Column B: Identify your constraints
Even if you’ve got a lot of brilliant qualities, there are going to be important aspects and elements of content production that you don’t have. You need to be painfully realistic about what those are.
For example, you might:
- Have no patience for social media and no desire to figure it out
- Feel intimidated about writing for the spoken word
- Have no design skills
- Not yet know anyone who’s built a larger audience
- Be entirely humor-impaired
- Be clueless about video
- Be confused about how to make your writing serve a business purpose
- Not feel you know enough about any given topic to create valuable content
- Be out of time, money, enthusiasm, or another “must-have”
Figure out how to make up for any important Column B deficits
Here’s why you’re re-inventing yourself as an authoritative content producer and not just a writer or even a content creator.
As gymnast and powerlifter Mark Reifkind once said, “Work on your weaknesses, but compete with your strengths.”
First and foremost, market what you’re great at. Put it front and center, and make sure your audience knows exactly what you specialize in. And don’t forget to add in those Column A assets.
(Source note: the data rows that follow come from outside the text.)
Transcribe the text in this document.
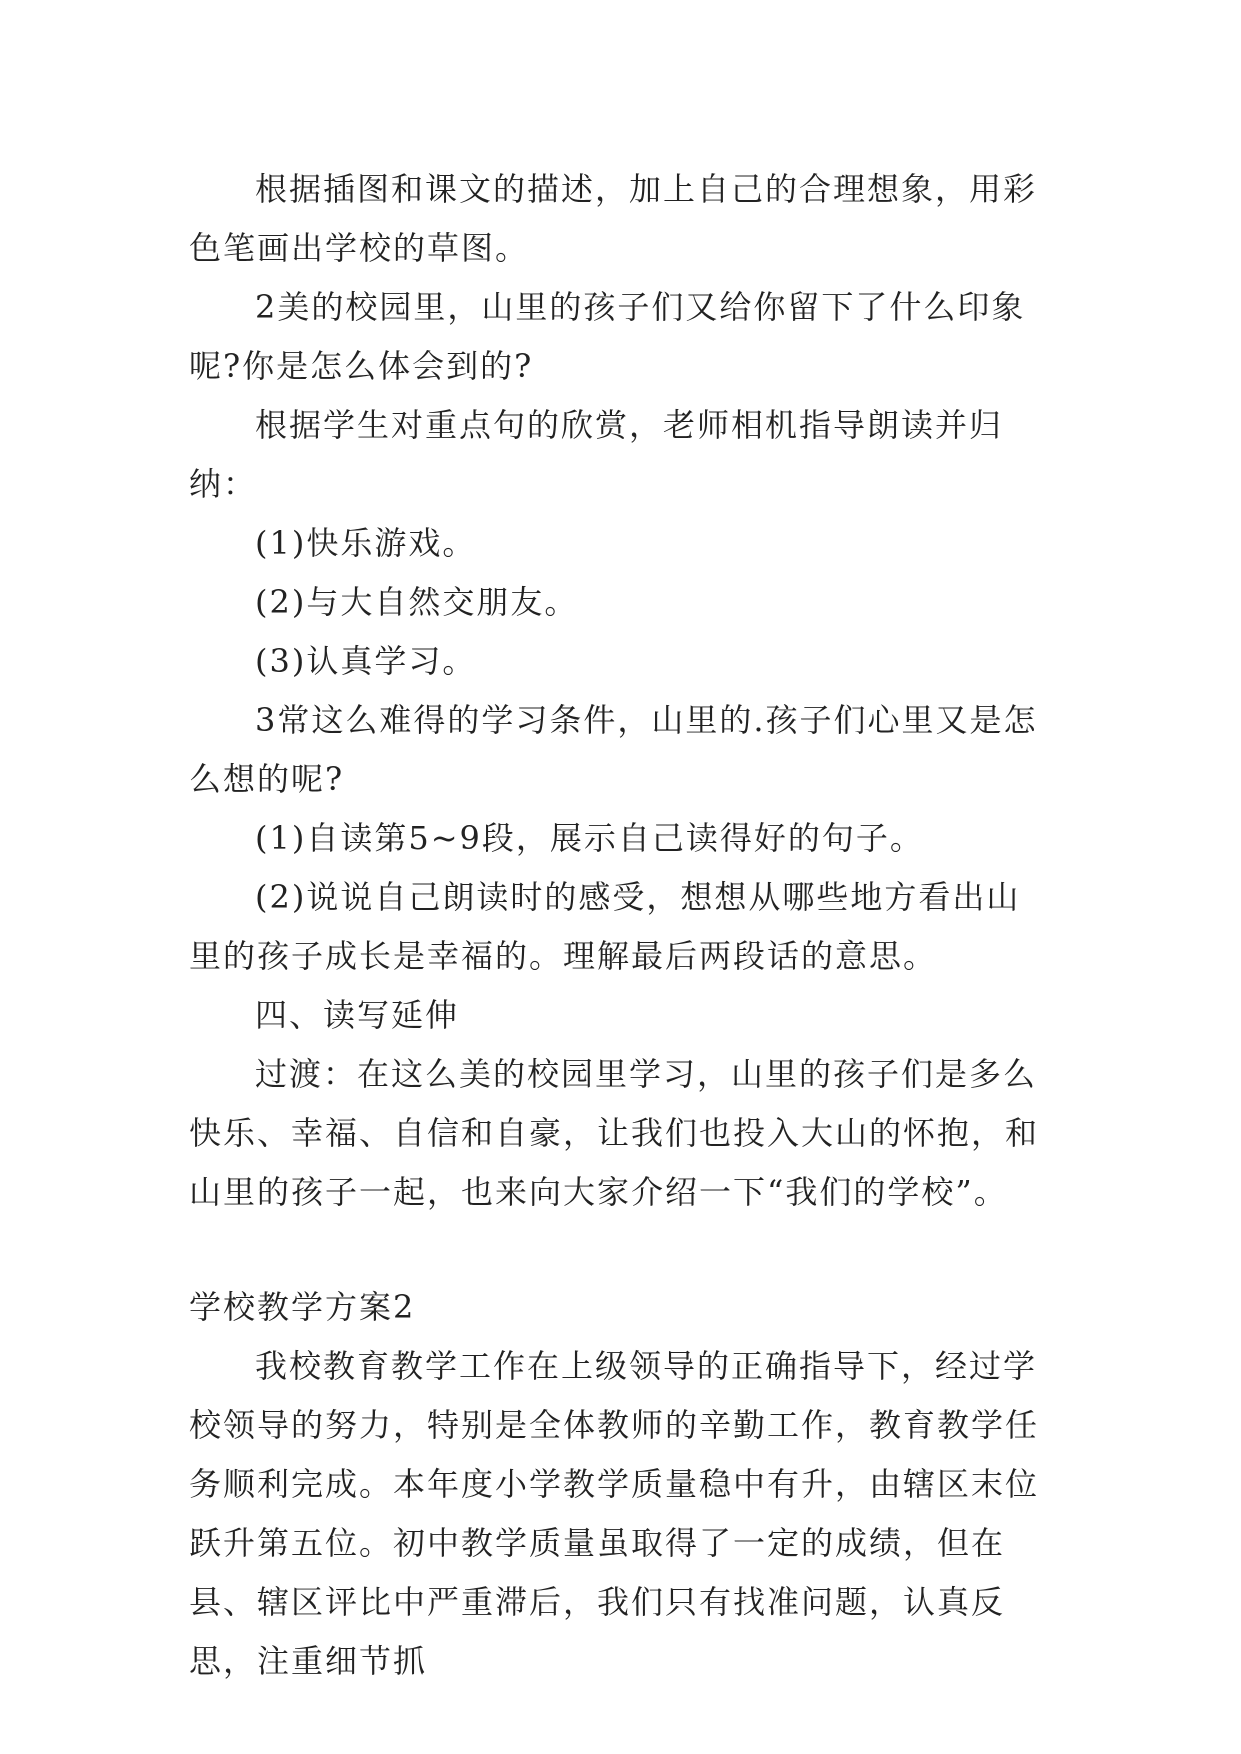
根据插图和课文的描述，加上自己的合理想象，用彩色笔画出学校的草图。

2美的校园里，山里的孩子们又给你留下了什么印象呢?你是怎么体会到的?

根据学生对重点句的欣赏，老师相机指导朗读并归纳：

(1)快乐游戏。

(2)与大自然交朋友。

(3)认真学习。

3常这么难得的学习条件，山里的.孩子们心里又是怎么想的呢?

(1)自读第5~9段，展示自己读得好的句子。

(2)说说自己朗读时的感受，想想从哪些地方看出山里的孩子成长是幸福的。理解最后两段话的意思。

四、读写延伸

过渡：在这么美的校园里学习，山里的孩子们是多么快乐、幸福、自信和自豪，让我们也投入大山的怀抱，和山里的孩子一起，也来向大家介绍一下“我们的学校”。

学校教学方案2

我校教育教学工作在上级领导的正确指导下，经过学校领导的努力，特别是全体教师的辛勤工作，教育教学任务顺利完成。本年度小学教学质量稳中有升，由辖区末位跃升第五位。初中教学质量虽取得了一定的成绩，但在县、辖区评比中严重滞后，我们只有找准问题，认真反思，注重细节抓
You may take some of them for granted, but they just might be the deciding factor for your customers.
Second, use your creativity and energy to fill in any important gaps from Column B. You don’t have to master everything on the list I gave, but be honest with yourself about any deficiencies that are holding you back. You know what they are.
Often, you’ll fill in key gaps by working closely with another person who has complementary strengths.
That might mean you hire someone. It might mean you develop a network of freelancers with skills that mesh well with yours. It might mean you simply barter your expertise — your great writing on a white paper or some cornerstone content, in exchange for a good-looking site header and some advice on your site’s look and feel.
What if your constraint is that you can’t write?
Remember, authorship is at the center. If words aren’t your thing, you must find someone who can use language to get a desired reader response.
Oddly enough, many of those people hang around here at Copyblogger. Look around and find bloggers or other online writers who have a voice you enjoy. Expand your network of writers, and discover people you enjoy working with who can help you fill in that deficit.